Idiophantis melanosacta

Scientific classification
- Domain: Eukaryota
- Kingdom: Animalia
- Phylum: Arthropoda
- Class: Insecta
- Order: Lepidoptera
- Family: Gelechiidae
- Genus: Idiophantis
- Species: I. melanosacta
- Binomial name: Idiophantis melanosacta Meyrick, 1907

= Idiophantis melanosacta =

- Authority: Meyrick, 1907

Species of moth

Idiophantis melanosacta is a moth of the family Gelechiidae. It was described by Edward Meyrick in 1907. It is found in southern India and Thailand.
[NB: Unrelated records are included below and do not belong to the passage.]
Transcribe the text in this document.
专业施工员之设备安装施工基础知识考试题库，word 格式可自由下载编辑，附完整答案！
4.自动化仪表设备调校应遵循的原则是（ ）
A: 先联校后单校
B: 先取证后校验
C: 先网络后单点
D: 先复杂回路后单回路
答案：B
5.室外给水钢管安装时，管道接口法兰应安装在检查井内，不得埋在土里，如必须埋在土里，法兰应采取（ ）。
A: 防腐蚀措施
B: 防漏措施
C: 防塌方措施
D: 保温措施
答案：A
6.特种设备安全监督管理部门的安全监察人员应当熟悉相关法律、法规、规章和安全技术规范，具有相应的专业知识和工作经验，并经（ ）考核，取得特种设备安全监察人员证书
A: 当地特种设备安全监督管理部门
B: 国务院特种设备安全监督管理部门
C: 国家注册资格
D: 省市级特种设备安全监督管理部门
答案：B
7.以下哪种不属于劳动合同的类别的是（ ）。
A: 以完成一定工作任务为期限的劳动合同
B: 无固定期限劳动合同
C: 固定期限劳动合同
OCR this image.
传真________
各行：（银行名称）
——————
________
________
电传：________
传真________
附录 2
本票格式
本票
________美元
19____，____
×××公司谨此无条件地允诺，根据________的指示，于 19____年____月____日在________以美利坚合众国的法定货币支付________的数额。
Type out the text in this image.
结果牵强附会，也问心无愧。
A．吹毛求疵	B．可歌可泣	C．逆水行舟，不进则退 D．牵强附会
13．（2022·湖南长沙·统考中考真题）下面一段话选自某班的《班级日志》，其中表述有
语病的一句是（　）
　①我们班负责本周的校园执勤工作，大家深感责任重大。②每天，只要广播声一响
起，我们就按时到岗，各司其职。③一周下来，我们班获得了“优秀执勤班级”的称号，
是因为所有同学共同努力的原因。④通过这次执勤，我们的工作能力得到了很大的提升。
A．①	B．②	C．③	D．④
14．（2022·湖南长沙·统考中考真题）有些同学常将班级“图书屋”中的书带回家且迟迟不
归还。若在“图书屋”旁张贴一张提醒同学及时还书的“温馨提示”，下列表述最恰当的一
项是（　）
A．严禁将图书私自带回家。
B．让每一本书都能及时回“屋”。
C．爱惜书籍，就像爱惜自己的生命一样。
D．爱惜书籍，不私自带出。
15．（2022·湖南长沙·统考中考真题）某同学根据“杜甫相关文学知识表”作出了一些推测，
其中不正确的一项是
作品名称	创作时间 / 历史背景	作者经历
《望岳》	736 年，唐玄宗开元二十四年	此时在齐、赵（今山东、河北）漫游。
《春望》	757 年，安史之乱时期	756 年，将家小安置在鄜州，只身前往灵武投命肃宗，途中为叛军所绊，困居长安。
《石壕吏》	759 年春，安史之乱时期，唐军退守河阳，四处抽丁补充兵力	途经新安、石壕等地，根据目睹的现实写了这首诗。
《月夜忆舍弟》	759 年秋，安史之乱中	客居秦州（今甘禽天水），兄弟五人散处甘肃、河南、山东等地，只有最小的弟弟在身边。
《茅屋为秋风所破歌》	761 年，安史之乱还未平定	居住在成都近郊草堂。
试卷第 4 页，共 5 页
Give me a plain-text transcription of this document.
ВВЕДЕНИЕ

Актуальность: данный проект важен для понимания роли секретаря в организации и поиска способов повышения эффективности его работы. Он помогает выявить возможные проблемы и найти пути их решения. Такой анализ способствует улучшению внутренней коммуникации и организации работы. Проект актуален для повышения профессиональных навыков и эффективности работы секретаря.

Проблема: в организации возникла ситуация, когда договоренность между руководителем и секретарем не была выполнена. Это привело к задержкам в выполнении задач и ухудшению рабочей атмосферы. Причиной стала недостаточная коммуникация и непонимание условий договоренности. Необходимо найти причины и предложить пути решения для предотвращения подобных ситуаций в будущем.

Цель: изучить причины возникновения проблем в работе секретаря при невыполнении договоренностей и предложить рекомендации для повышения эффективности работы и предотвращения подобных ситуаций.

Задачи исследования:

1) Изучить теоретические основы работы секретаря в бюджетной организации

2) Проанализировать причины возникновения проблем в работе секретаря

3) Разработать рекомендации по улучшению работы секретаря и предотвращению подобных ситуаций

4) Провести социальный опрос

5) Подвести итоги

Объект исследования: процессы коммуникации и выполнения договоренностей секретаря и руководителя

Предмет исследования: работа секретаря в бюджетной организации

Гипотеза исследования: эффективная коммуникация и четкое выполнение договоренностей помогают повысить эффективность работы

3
The wingspan is 12–13 mm. The forewings are whitish ochreous with an elongate blackish patch extending along the costa from the base to beyond the middle, the apex oblique, the lower edge forming two broad subtriangular prominences reaching about halfway across the wing. There are two undefined blackish dots longitudinally placed in the disc beyond the middle and there is an angulated whitish line from three-fourths of the costa to the dorsum before the tornal prominence, edged with fuscous and on the costa edged with blackish. There is also a fine oblique parallel fuscous line beyond this on the upper half and a bronzy-metallic dot edged anteriorly with black on the termen beneath the base of the excavation. The hindwings are grey.